To satisfy new requirements, the U.S. Department of Labor has published an interim final rule that provides inflation adjustments to monetary penalties for violations of the Employee Retirement Income Security Act.
According to the agency, in 1990, the Federal Civil Monetary Penalties Inflation Adjustment Act required federal agencies to adjust civil monetary penalties for inflation; subsequent amendments enacted in 2015 updated those requirements, including one for “catch-up” adjustments through October of 2015.
The rule just issued by Labor Department provides those catch-up adjustments for penalties enforced by the various agencies in the Labor Department, including the Employee Benefits Security Administration. The catch-up adjustments apply to penalties assessed after Aug. 1, 2016, for violations that occurred after Nov. 2, 2015, the date of the 2015 Inflation Adjustment Act.
ERISA Title I violations that occurred on or before Nov. 2, 2015, and assessments made on or before Aug. 1, 2016, for violations occurring after Nov. 2, 2015, will continue to be subject to the civil monetary penalty amounts in the department’s existing regulations in 29 CFR part 2575, or as established by statute if the penalty amount was never adjusted by regulation.

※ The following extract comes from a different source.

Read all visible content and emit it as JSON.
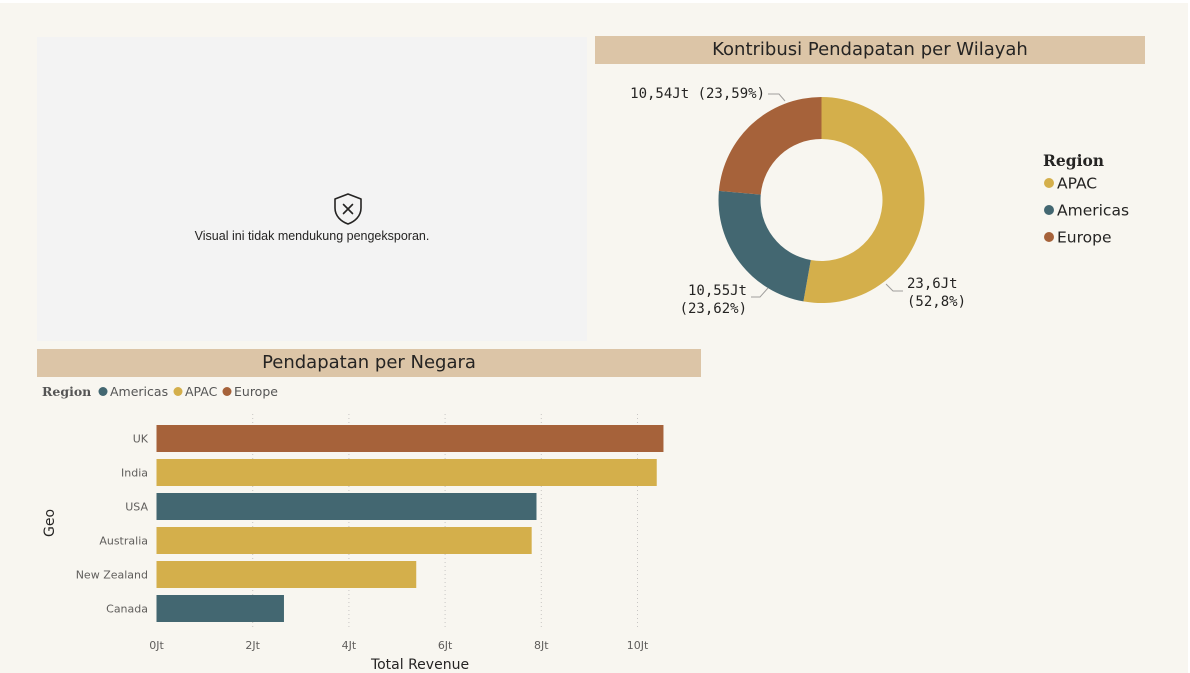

Beginning in 2017, the Labor Department will adjust the new ERISA Title I penalty amounts annually for inflation no later than Jan. 15. For example, by Jan. 15, 2017, the Labor Department will adjust penalty amounts to reflect any increase in inflation from October 2015, to October 2016. The Employee Benefits Security Administrationwill post any changes to ERISA Title I penalty amounts on its website. Annual inflation adjustments are not subject to notice and rulemaking.
Those adjustments are quite a jump. Failure to furnish pension benefit statements, for instance, to former participants or beneficiaries will go from the current level of up to $11 per employee to up to $28 per employee, while failures to file annual reports will rise from the current penalty of up to $1,100 per day to up to $2,063 per day.
Not all the penalties have risen by such a large margin, but they will doubtless serve as incentive not to incur them.